他從小受到了父親的深刻影響,愛上了文學。
伯克曾在俄亥俄州大學讀了一學期,後又轉入哥倫比亞大學,但最終因對該學校頗感失望而退學。
他曾在工廠打過工;在銀行跑過腿;在雜誌社幹過審稿人、翻譯、音樂評論、編輯;擔任過兩本雜誌的文章評審員和音樂評論員;當過美國作家協會的常務理事;最後專注學術研究與著述,並在美國芝加哥大學、哈佛大學、西北大學和普林斯頓大學等著名高校執教。
他的興趣廣泛,多才多藝,而且是極其多產的作家和評論家。
其作品種類涉及廣而多,包括:詩歌、散文、小說、文藝評論以及學術著作等。
二、伯克的主要修辭學哲學思想
伯克在20世紀40~80年代寫了幾十部著作論述他對哲學、文學、社會學、修辭學的看法,極大地推動了西方修辭學的復興。

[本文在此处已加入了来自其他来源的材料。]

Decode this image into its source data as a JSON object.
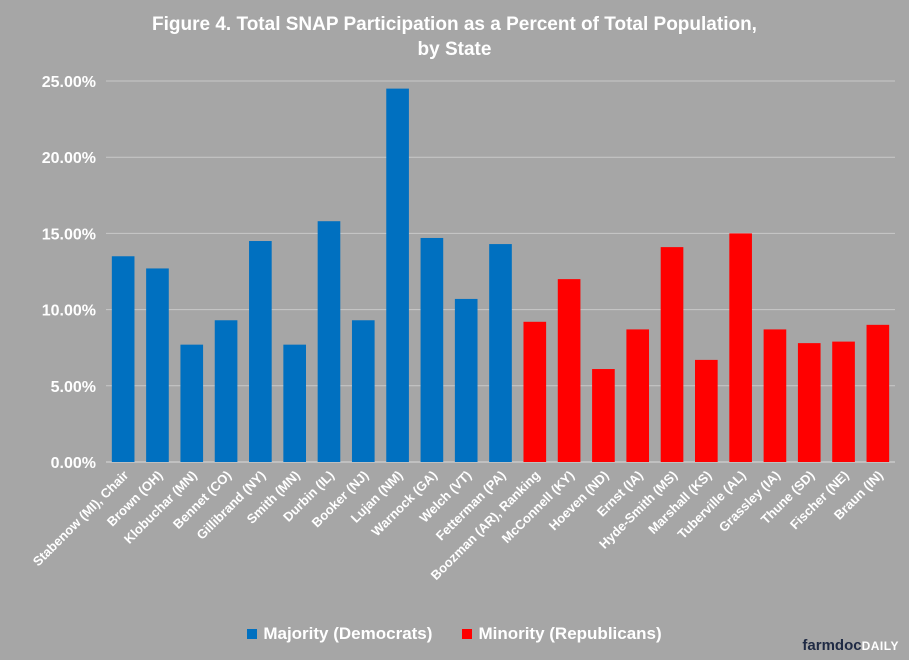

由於其作品語言艱澀,加之其修辭學思想的超前性,直到20世紀60年代之後才被人們廣泛關注與認同。
伯克學術成就頂峰的代表作:《動機語法學》、《動機修辭學》和《語言是象徵行動》等構築起了一個博大精深的修辭理論體系。
這個理論體系的貢獻包括:
1.將修辭視角引入到了整個西方話語;
2.深刻揭示了修辭的思想方法、論辯策略及成效機制是如何在公共領域和智力領域的文本生產中發揮關鍵作用,以及如何支撐著始終處於進行狀態而又不斷變換著話題的人類「對話」。
3.對社會學、人類學、交際學、傳播學、語言學等領域有著諸多的重要啟迪,提供了豐厚的理論營養。
這個理論體系的主要修辭哲學思想是:
1.語言是象徵行動,語言本質上是修辭性的、勸說性的。
伯克認為,社會屬性的人要生存,就必須調節與他人的關係,就必須與他人合作。
修辭的基本功能就是用話語誘發「同一」、達到合作、調節人與人之間的關係。
因此,修辭的中心概念是「認同」,即「同一」,而不是「說服」,通過強調修辭實踐不僅應該維持「競爭」,也應該促進「合作」。
這「說服」與「認同」,可以算是古典修辭學與現代修辭學最重要的區別之一。
2.各種話語形式的背後皆有其動機。
一切話語( 包括科學術語) 都帶有「說服動機」,亦即都具有修辭性。
語言不僅導致行動,而且建構了現實。
3.伯克提出了「不協調而導致的視角」的觀點,提供了一種解構主義方法論。
該方法指,通過把兩個看起來矛盾對立的術語放置到一起從而把人們的注意引向一個真理。
也就是「一種通過兩種方式同時看事物的方法。」
採用這樣的新觀察視角,可以對社會某些方面進行再考察,從而發現以前未能發現的東西。
這和後來的法國哲學家、社會思想家和「思想系統的歷史學家」米歇爾·福柯的知識考古方法有異曲同工之妙。
伯克認為,任何符號的使用只不過是一個視角與另外一個視角之間的競爭,其目的在於使自身被人們當作現實來接受。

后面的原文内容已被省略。